Grilled Moroccan Meatballs with Yogurt Sauce
Ingredients
MEATBALLS
- 1 large egg
- 3 garlic cloves minced
- 1 tsp ground cumin
- 1 tsp ground allspice
- 1/4 cup finely chopped fresh cilantro
- 1-1/4 tsp kosher salt
- 1/2 tsp freshly ground black pepper
- 1-1/4 pounds lean ground beef
- 1/3 cup panko
- vegetable oil for grilling
YOGURT SAUCE
- 1/2 English cucumber peeled, halved lengthwise, seeded, and finely diced
- 1 cup plain low-fat or whole milk Greek yogurt (do not use non-fat)
- 2 tbsp fresh lemon juice
- 1 tbsp chopped fresh dill
- 1/4 tsp kosher salt
- 1/4 tsp freshly ground black pepper
Instructions
MEATBALLS
- Preheat the grill to medium-high heat (about 500 degrees).
- Mix together the egg, garlic, cumin, allspice, cilantro, salt, and pepper in a medium bowl. Add the ground beef and panko and mix with your hands until well combined.
- Using a ⅓ cup measure, form 8 disc-shaped meatballs.
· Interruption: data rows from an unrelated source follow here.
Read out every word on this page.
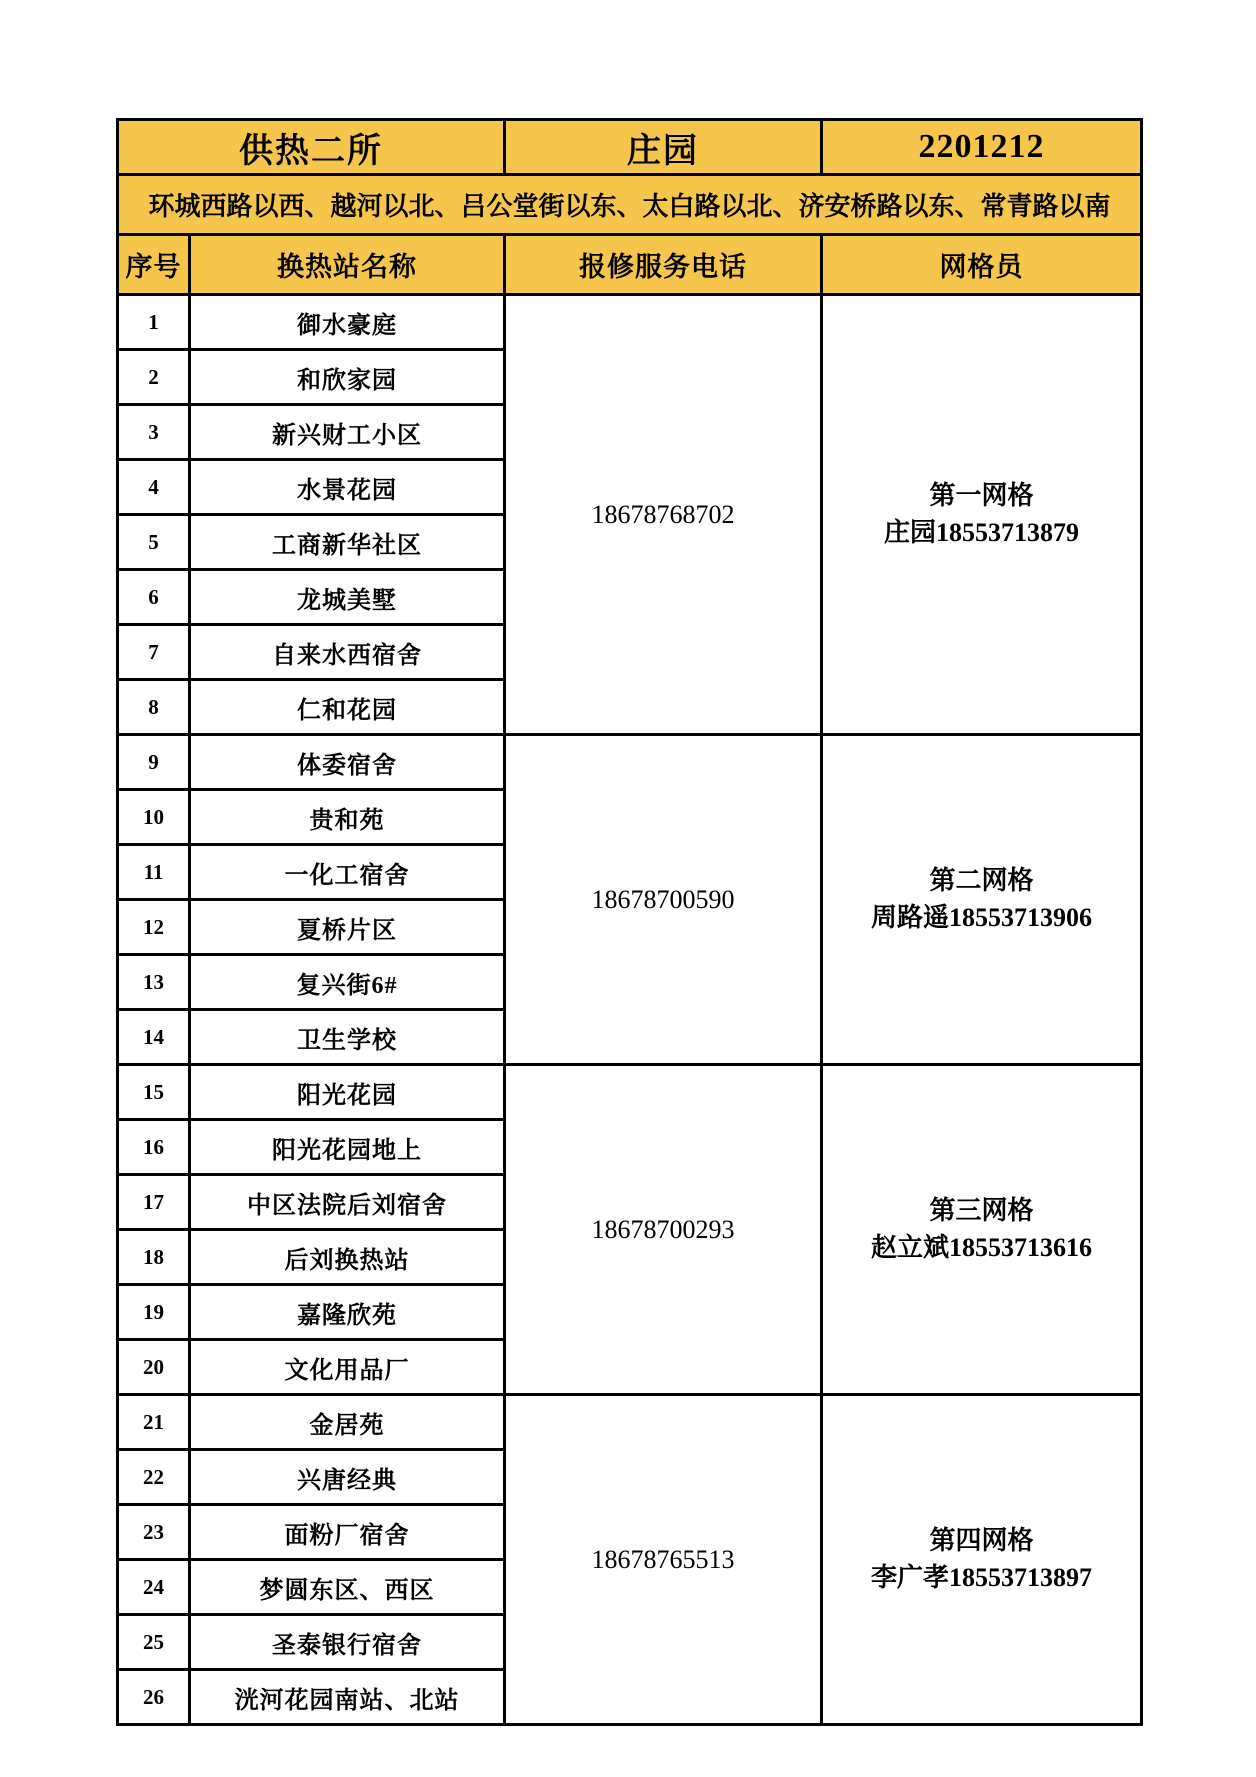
供热二所		庄园	2201212
环城西路以西、越河以北、吕公堂街以东、太白路以北、济安桥路以东、常青路以南			
序号	换热站名称	报修服务电话	网格员
1	御水豪庭	18678768702	第一网格
庄园18553713879

2	和欣家园		
3	新兴财工小区		
4	水景花园		
5	工商新华社区		
6	龙城美墅		
7	自来水西宿舍		
8	仁和花园		
9	体委宿舍	18678700590	第二网格
周路遥18553713906

10	贵和苑		
11	一化工宿舍		
12	夏桥片区		
13	复兴街6#		
14	卫生学校		
15	阳光花园	18678700293	第三网格
赵立斌18553713616

16	阳光花园地上		
17	中区法院后刘宿舍		
18	后刘换热站		
19	嘉隆欣苑		
20	文化用品厂		
21	金居苑	18678765513	第四网格
李广孝18553713897

22	兴唐经典		
23	面粉厂宿舍		
24	梦圆东区、西区		
25	圣泰银行宿舍		
26	洸河花园南站、北站		
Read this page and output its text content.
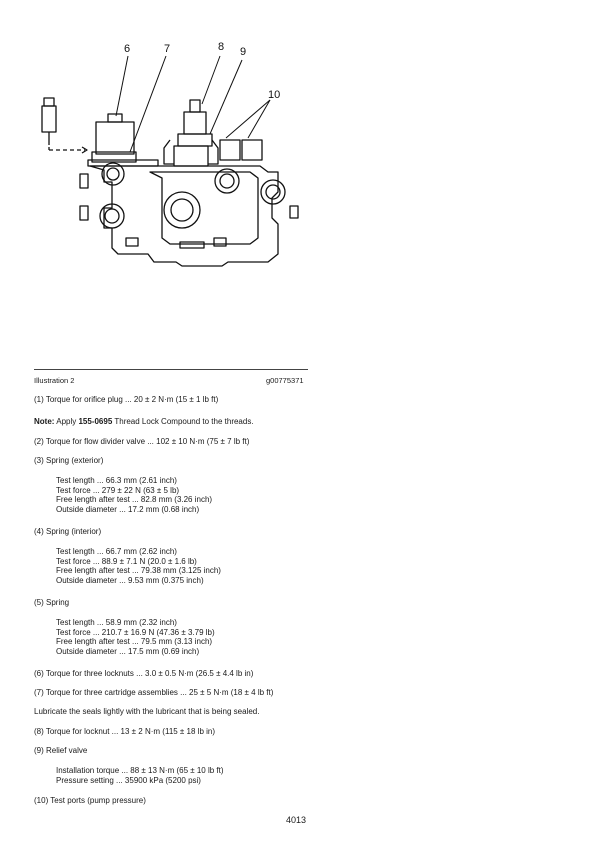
6	7	8 9
10
Illustration 2	g00775371
(1) Torque for orifice plug ... 20 ± 2 N·m (15 ± 1 lb ft)
Note: Apply 155-0695 Thread Lock Compound to the threads.
(2) Torque for flow divider valve ... 102 ± 10 N·m (75 ± 7 lb ft)
(3) Spring (exterior)
Test length ... 66.3 mm (2.61 inch)
Test force ... 279 ± 22 N (63 ± 5 lb)
Free length after test ... 82.8 mm (3.26 inch)
Outside diameter ... 17.2 mm (0.68 inch)
(4) Spring (interior)
Test length ... 66.7 mm (2.62 inch)
Test force ... 88.9 ± 7.1 N (20.0 ± 1.6 lb)
Free length after test ... 79.38 mm (3.125 inch)
Outside diameter ... 9.53 mm (0.375 inch)
(5) Spring
Test length ... 58.9 mm (2.32 inch)
Test force ... 210.7 ± 16.9 N (47.36 ± 3.79 lb)
Free length after test ... 79.5 mm (3.13 inch)
Outside diameter ... 17.5 mm (0.69 inch)
(6) Torque for three locknuts ... 3.0 ± 0.5 N·m (26.5 ± 4.4 lb in)
(7) Torque for three cartridge assemblies ... 25 ± 5 N·m (18 ± 4 lb ft)
Lubricate the seals lightly with the lubricant that is being sealed.
(8) Torque for locknut ... 13 ± 2 N·m (115 ± 18 lb in)
(9) Relief valve
Installation torque ... 88 ± 13 N·m (65 ± 10 lb ft)
Pressure setting ... 35900 kPa (5200 psi)
(10) Test ports (pump pressure)
4013
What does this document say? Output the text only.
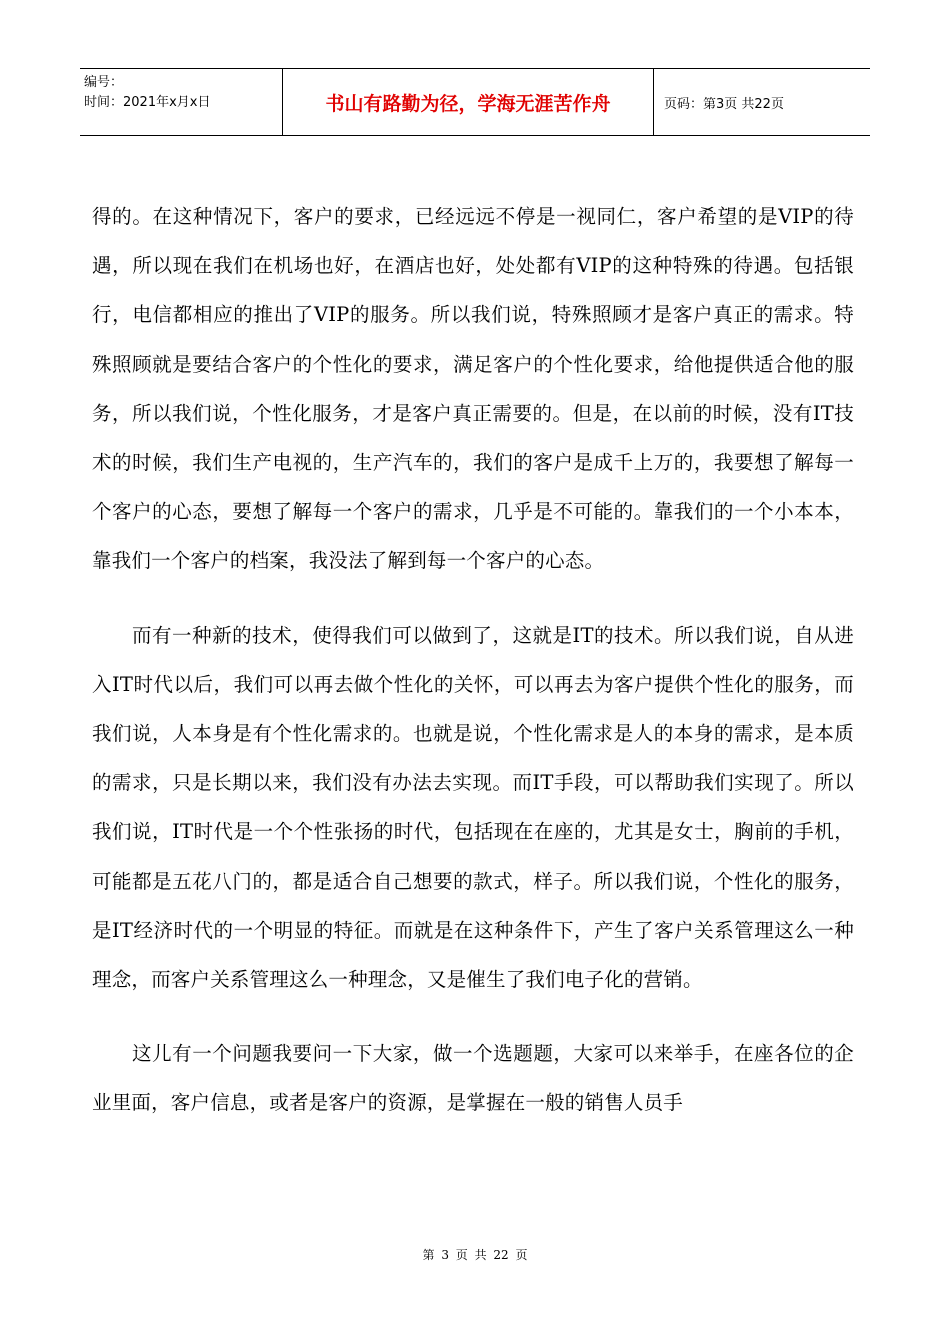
编号：
时间：2021年x月x日	书山有路勤为径，学海无涯苦作舟	页码：第3页 共22页

得的。在这种情况下，客户的要求，已经远远不停是一视同仁，客户希望的是VIP的待遇，所以现在我们在机场也好，在酒店也好，处处都有VIP的这种特殊的待遇。包括银行，电信都相应的推出了VIP的服务。所以我们说，特殊照顾才是客户真正的需求。特殊照顾就是要结合客户的个性化的要求，满足客户的个性化要求，给他提供适合他的服务，所以我们说，个性化服务，才是客户真正需要的。但是，在以前的时候，没有IT技术的时候，我们生产电视的，生产汽车的，我们的客户是成千上万的，我要想了解每一个客户的心态，要想了解每一个客户的需求，几乎是不可能的。靠我们的一个小本本，靠我们一个客户的档案，我没法了解到每一个客户的心态。

而有一种新的技术，使得我们可以做到了，这就是IT的技术。所以我们说，自从进入IT时代以后，我们可以再去做个性化的关怀，可以再去为客户提供个性化的服务，而我们说，人本身是有个性化需求的。也就是说，个性化需求是人的本身的需求，是本质的需求，只是长期以来，我们没有办法去实现。而IT手段，可以帮助我们实现了。所以我们说，IT时代是一个个性张扬的时代，包括现在在座的，尤其是女士，胸前的手机，可能都是五花八门的，都是适合自己想要的款式，样子。所以我们说，个性化的服务，是IT经济时代的一个明显的特征。而就是在这种条件下，产生了客户关系管理这么一种理念，而客户关系管理这么一种理念，又是催生了我们电子化的营销。

这儿有一个问题我要问一下大家，做一个选题题，大家可以来举手，在座各位的企业里面，客户信息，或者是客户的资源，是掌握在一般的销售人员手

第 3 页 共 22 页
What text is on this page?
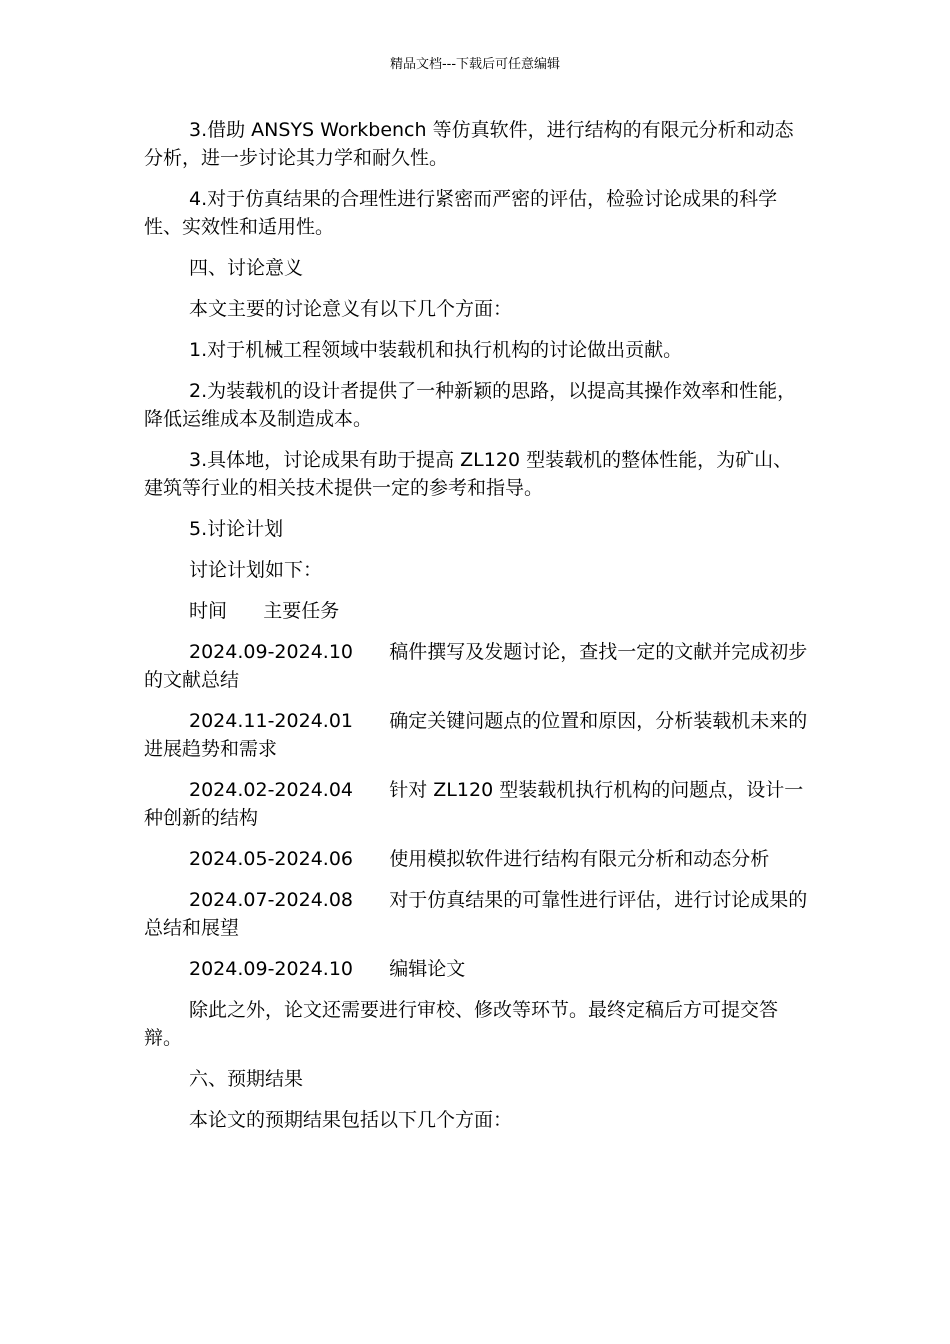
精品文档---下载后可任意编辑

3.借助 ANSYS Workbench 等仿真软件，进行结构的有限元分析和动态分析，进一步讨论其力学和耐久性。

4.对于仿真结果的合理性进行紧密而严密的评估，检验讨论成果的科学性、实效性和适用性。

四、讨论意义

本文主要的讨论意义有以下几个方面：

1.对于机械工程领域中装载机和执行机构的讨论做出贡献。

2.为装载机的设计者提供了一种新颖的思路，以提高其操作效率和性能，降低运维成本及制造成本。

3.具体地，讨论成果有助于提高 ZL120 型装载机的整体性能，为矿山、建筑等行业的相关技术提供一定的参考和指导。

5.讨论计划

讨论计划如下：

时间 主要任务

2024.09-2024.10 稿件撰写及发题讨论，查找一定的文献并完成初步的文献总结

2024.11-2024.01 确定关键问题点的位置和原因，分析装载机未来的进展趋势和需求

2024.02-2024.04 针对 ZL120 型装载机执行机构的问题点，设计一种创新的结构

2024.05-2024.06 使用模拟软件进行结构有限元分析和动态分析

2024.07-2024.08 对于仿真结果的可靠性进行评估，进行讨论成果的总结和展望

2024.09-2024.10 编辑论文

除此之外，论文还需要进行审校、修改等环节。最终定稿后方可提交答辩。

六、预期结果

本论文的预期结果包括以下几个方面：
- Lightly dip a wad of paper towels in vegetable oil and, using tongs, carefully rub over the grates several times until glossy and coated. Grill the meatballs, covered, for about 4 minutes per side, or until they are nicely browned on the exterior and no longer pink in the center. Transfer themeatballs to a serving plate and let rest for 3 minutes. Serve with the yogurt sauce and couscous, if desired.
YOGURT SAUCE
- Combine all of the ingredients in a small bowl and mix well. Refrigerate until ready to serve.
Notes
Freezer-Friendly Instructions: The meatballs can be frozen for up to 3 months. When you’re ready to serve them, reheat them tightly covered in a 300°F oven until hot in the center.